Adenophora spp. (Ladybells)


Campanula takesimana (Korean Bellflower) - Will spread far and wide. Roamer and a romper.


Aquilegia vulgaris (European Columbine) and Aquilegia canadensis (Eastern Red Columbine) - Pink form of A. candensis ('Pink Lanterns') as well



MOIST/WET AND SUNNY


Monarda didyma 'Jacob Cline' (Jacob Cline Bee Balm) - THE BEST bee balm. Bee balms are, especially this one, at their best when given consistently moist, moderately wet soil. Drought sends them packing.


Lobelia siphilitica (Great Blue Lobelia)


Lobelia cardinalis (Cardinal Flower)


Eupatorium spp. (Joe Pye Weed) - Do not plant this in anyplace that dries out! It will persist, but will look pretty crappy and give Joe Pye Weed a bad name when in reality it is a first rate plant. Consistently moist/wet soil only!!!
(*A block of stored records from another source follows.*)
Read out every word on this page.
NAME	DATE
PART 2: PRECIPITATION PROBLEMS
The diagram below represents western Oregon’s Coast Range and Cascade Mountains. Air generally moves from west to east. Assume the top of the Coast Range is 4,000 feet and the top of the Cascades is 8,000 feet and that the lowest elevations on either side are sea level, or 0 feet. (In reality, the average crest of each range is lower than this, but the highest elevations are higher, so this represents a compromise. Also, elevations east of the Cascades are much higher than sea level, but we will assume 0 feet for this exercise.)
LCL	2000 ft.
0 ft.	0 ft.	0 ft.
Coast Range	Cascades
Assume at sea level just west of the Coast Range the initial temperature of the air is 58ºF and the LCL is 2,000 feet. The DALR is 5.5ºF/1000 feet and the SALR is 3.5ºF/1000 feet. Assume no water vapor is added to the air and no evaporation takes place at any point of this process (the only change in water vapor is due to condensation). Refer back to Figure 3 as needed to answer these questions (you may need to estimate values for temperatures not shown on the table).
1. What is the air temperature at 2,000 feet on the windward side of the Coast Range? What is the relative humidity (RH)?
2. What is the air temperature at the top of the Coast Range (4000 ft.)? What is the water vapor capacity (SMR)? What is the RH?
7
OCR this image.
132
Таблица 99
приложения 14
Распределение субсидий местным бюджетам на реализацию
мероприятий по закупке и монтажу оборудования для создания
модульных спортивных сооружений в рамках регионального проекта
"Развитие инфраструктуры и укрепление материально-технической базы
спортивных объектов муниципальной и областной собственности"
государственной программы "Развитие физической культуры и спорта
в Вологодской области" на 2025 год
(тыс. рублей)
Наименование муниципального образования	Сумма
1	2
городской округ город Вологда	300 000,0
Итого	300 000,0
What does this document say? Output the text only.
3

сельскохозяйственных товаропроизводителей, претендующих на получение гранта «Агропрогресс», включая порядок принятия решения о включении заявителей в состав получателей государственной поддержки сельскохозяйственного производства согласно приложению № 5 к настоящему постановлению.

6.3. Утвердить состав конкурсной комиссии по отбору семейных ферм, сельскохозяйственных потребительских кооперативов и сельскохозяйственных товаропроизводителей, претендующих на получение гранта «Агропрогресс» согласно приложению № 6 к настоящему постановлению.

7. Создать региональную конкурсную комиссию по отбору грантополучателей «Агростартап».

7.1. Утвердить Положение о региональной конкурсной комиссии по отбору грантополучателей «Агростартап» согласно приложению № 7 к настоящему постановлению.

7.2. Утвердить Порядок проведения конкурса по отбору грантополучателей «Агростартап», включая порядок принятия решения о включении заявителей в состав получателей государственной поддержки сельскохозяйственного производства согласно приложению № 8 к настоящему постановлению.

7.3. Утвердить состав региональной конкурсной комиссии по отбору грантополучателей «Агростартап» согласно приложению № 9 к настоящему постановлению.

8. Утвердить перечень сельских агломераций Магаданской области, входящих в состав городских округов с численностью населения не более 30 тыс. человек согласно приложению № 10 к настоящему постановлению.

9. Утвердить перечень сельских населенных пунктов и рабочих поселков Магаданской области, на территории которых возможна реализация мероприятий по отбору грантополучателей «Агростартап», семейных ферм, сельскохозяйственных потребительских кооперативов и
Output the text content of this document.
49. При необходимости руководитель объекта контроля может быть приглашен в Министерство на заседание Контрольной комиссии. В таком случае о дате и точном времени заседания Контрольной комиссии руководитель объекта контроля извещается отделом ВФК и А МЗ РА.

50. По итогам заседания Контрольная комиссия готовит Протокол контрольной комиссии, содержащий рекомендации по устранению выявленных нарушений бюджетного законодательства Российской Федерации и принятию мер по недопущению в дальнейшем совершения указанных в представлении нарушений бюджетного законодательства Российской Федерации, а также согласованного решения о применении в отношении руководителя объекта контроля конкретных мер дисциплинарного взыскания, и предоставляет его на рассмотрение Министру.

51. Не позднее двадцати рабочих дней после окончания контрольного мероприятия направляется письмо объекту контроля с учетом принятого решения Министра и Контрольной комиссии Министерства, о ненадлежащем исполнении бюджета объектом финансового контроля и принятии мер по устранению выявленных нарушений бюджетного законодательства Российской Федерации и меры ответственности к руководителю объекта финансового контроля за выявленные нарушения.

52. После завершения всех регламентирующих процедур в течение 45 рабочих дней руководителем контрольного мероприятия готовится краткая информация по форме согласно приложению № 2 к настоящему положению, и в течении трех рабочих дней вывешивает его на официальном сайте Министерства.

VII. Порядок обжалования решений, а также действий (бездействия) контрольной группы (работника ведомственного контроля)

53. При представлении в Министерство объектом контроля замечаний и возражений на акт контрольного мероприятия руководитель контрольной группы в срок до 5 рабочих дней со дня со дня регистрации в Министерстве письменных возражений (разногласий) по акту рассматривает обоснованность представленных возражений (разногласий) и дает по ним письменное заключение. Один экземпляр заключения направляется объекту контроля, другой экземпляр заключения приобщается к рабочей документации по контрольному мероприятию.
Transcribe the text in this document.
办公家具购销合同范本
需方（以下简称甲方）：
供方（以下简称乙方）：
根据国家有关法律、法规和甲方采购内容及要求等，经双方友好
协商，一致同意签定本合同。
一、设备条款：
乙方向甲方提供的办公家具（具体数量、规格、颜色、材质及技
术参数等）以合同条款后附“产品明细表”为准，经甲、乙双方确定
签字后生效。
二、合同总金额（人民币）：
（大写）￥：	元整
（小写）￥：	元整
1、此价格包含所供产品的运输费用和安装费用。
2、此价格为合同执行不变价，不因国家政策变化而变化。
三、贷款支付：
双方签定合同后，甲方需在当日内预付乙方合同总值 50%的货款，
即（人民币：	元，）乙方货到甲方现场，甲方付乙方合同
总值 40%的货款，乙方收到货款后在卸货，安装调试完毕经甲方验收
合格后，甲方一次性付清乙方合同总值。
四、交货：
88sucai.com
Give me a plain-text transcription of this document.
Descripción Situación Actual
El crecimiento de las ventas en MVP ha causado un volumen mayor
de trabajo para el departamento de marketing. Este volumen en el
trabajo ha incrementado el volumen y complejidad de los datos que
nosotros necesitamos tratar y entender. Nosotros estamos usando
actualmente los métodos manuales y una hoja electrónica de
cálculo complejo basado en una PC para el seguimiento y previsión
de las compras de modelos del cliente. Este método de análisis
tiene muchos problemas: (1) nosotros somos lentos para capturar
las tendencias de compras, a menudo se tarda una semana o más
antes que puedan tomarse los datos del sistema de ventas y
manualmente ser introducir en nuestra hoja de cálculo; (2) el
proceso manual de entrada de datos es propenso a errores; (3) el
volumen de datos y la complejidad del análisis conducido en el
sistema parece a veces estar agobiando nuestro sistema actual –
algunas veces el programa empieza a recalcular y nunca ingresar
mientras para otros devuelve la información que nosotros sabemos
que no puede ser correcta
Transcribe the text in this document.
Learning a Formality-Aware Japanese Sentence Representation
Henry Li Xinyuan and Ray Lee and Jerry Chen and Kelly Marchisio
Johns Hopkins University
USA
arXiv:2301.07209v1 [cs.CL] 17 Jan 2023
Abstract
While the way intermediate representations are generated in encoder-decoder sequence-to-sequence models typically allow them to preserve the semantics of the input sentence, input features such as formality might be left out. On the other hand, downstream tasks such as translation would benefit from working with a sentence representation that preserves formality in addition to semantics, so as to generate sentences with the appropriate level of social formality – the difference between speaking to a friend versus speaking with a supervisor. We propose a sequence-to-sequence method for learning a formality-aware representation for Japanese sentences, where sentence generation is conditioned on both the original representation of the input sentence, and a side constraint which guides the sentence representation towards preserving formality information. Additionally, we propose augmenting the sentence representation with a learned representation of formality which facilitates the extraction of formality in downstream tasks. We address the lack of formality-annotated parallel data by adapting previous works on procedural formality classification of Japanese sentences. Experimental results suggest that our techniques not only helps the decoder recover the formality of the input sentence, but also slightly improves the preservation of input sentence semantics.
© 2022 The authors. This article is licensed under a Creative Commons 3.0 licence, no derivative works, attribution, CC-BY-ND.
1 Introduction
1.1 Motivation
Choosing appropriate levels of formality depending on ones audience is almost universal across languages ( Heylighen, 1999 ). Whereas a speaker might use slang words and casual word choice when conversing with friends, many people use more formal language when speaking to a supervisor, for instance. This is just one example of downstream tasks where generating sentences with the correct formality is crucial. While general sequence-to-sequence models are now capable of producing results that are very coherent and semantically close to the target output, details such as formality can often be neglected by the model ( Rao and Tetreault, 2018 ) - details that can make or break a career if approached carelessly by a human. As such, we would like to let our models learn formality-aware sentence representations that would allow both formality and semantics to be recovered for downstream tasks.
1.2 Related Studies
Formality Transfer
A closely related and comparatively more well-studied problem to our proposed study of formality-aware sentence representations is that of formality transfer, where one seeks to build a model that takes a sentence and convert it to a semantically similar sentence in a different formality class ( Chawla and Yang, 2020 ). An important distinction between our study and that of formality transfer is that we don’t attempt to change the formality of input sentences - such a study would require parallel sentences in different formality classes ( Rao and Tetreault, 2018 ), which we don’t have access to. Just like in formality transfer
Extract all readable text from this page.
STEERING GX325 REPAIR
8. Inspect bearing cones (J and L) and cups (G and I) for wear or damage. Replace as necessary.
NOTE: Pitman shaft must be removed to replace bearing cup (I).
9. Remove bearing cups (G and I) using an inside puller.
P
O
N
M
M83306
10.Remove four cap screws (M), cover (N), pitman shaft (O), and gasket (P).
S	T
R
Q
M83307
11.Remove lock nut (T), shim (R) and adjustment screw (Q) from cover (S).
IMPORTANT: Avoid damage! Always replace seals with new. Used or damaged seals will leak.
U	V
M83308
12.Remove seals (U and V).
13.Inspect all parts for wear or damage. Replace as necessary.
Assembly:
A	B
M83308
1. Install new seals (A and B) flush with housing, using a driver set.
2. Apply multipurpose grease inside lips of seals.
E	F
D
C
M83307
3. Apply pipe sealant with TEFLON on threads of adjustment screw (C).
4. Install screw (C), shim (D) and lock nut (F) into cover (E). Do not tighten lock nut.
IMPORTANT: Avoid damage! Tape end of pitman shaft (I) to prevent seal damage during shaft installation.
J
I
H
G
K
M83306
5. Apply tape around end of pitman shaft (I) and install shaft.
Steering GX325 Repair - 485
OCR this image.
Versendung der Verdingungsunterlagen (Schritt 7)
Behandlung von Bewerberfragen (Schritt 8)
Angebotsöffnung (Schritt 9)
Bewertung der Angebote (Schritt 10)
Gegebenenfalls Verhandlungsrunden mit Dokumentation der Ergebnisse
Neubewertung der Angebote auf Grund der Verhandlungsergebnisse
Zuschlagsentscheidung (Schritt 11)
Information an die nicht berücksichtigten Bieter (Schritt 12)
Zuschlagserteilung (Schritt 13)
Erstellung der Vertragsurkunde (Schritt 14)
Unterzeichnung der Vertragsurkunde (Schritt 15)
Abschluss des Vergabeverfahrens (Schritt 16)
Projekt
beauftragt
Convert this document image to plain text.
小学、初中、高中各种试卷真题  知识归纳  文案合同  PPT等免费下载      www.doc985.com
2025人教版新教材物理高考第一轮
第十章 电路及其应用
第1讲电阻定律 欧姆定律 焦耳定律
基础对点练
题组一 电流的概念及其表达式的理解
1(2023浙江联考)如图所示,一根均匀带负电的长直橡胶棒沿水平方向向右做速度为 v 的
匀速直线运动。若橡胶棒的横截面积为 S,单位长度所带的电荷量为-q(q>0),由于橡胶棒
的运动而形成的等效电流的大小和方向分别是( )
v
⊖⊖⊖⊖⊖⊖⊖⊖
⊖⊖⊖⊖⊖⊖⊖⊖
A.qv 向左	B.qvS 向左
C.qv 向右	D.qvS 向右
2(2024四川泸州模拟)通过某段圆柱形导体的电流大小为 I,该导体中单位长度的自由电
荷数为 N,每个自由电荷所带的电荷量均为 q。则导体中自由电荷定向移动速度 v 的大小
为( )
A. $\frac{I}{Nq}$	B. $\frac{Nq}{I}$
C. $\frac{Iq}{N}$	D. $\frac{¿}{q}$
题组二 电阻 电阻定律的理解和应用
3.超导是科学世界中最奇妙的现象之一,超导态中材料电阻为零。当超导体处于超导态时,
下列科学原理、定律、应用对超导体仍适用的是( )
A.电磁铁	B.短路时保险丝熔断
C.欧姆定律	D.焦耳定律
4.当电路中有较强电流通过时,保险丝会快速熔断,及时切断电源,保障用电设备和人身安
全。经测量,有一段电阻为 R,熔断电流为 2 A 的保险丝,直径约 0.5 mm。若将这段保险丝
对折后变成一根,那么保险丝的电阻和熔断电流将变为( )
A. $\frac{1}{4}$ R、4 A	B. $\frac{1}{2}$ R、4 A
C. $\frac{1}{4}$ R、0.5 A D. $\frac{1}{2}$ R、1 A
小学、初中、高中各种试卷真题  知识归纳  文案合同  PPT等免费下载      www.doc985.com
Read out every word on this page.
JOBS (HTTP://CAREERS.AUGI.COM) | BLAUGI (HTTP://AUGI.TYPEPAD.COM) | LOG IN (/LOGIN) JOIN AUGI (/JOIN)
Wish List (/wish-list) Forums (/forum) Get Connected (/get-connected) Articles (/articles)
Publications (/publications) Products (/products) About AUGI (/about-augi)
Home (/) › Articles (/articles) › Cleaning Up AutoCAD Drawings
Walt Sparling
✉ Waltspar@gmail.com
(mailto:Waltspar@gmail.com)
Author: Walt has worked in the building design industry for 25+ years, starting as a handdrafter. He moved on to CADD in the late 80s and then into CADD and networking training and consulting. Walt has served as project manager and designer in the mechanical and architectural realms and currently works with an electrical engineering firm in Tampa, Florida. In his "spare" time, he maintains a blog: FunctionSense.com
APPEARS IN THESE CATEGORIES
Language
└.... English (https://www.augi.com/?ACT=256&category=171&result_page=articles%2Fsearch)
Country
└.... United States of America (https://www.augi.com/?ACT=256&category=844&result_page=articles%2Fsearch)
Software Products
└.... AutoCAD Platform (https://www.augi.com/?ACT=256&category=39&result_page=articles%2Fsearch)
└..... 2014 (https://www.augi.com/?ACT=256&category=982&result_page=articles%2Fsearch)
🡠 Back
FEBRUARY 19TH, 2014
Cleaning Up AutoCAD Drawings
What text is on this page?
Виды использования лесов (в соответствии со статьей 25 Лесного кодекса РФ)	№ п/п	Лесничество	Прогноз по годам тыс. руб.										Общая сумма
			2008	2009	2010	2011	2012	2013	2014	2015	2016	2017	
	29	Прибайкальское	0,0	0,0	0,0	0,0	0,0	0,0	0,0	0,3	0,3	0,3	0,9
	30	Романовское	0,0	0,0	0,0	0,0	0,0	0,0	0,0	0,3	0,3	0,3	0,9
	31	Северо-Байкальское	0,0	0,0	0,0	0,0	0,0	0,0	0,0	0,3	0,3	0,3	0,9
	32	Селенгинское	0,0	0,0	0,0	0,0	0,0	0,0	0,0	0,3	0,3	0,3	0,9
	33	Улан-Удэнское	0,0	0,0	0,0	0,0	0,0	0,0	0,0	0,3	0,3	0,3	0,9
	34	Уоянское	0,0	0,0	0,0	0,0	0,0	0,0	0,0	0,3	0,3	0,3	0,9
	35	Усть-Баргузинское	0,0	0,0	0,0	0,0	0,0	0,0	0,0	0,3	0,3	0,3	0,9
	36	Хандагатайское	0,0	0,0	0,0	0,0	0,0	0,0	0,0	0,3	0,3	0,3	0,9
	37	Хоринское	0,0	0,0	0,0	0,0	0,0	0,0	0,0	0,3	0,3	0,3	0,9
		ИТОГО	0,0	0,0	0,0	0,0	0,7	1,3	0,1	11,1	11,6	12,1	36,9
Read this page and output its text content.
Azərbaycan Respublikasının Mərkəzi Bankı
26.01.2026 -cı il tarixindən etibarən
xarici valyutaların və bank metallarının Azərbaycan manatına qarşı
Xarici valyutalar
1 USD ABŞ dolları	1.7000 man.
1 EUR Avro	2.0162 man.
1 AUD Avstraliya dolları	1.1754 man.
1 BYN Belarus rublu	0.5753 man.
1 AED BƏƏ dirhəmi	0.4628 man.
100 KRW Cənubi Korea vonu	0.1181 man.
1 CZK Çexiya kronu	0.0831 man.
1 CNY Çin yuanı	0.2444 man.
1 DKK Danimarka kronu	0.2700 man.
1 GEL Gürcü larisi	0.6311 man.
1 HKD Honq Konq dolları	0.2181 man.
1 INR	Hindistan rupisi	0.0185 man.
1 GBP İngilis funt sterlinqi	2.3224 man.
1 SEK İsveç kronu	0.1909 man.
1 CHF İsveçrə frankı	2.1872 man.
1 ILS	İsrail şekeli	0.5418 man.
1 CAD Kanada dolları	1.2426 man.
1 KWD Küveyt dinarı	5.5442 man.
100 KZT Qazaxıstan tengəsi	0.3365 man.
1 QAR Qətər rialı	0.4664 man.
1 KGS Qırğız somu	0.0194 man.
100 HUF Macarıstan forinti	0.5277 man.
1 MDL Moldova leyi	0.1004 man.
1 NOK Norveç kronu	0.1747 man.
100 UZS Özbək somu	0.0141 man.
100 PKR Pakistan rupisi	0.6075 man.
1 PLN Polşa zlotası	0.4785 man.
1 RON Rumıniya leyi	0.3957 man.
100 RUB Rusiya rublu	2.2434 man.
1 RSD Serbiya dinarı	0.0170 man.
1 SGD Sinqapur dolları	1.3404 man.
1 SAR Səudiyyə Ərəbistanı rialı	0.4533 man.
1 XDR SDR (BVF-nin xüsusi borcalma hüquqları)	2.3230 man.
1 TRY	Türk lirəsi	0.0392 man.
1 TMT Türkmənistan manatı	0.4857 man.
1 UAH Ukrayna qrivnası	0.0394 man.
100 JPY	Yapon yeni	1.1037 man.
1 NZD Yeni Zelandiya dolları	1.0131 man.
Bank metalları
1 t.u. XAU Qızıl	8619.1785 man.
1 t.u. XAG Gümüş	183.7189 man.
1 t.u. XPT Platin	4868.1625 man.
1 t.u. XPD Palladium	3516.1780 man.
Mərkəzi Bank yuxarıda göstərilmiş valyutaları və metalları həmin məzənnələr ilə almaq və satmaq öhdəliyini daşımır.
Lychnis flos-cuculi (Ragged Robin)



MOIST/WET AND SHADY


Brunnera macrophylla (Siberian Bugloss) - Can also tolerate drier soils. Awesome plant. Very adaptable.


Thalictrum pubescens (Tall Meadow-Rue)


Chasmanthium latifolium (Northern Sea Oats) - Can also tolerate drier soils.



AVERAGE/DRY AND SHADY


Helleborus orientalis (Lenten Rose)


Geranium x cantabrigiense (Hybrid Bigroot Geranium) - Also try G. x cantabrigiense's parents G. dalmaticum & G. macrorrhizum. Both are just as good as their awesome child. Shade and drought tolerant. Can be used as a groundcover. Semi-evergreen foliage colors nicely in the fall.


Eurybia (formerly Aster) divaricata (White Wood Aster)


Symphyotrichum (formerly Aster) cordifolium (Blue Wood Aster)


Dicentra eximia (Wild or Fringed Bleeding-heart)


Stylophorum diphyllum (Celandine-Poppy or Wood Poppy) - Very underutilized native woodland wildflower that happily reseeds. Not to be confused with the non-native weed Chelidonium majus (Greater Celandine).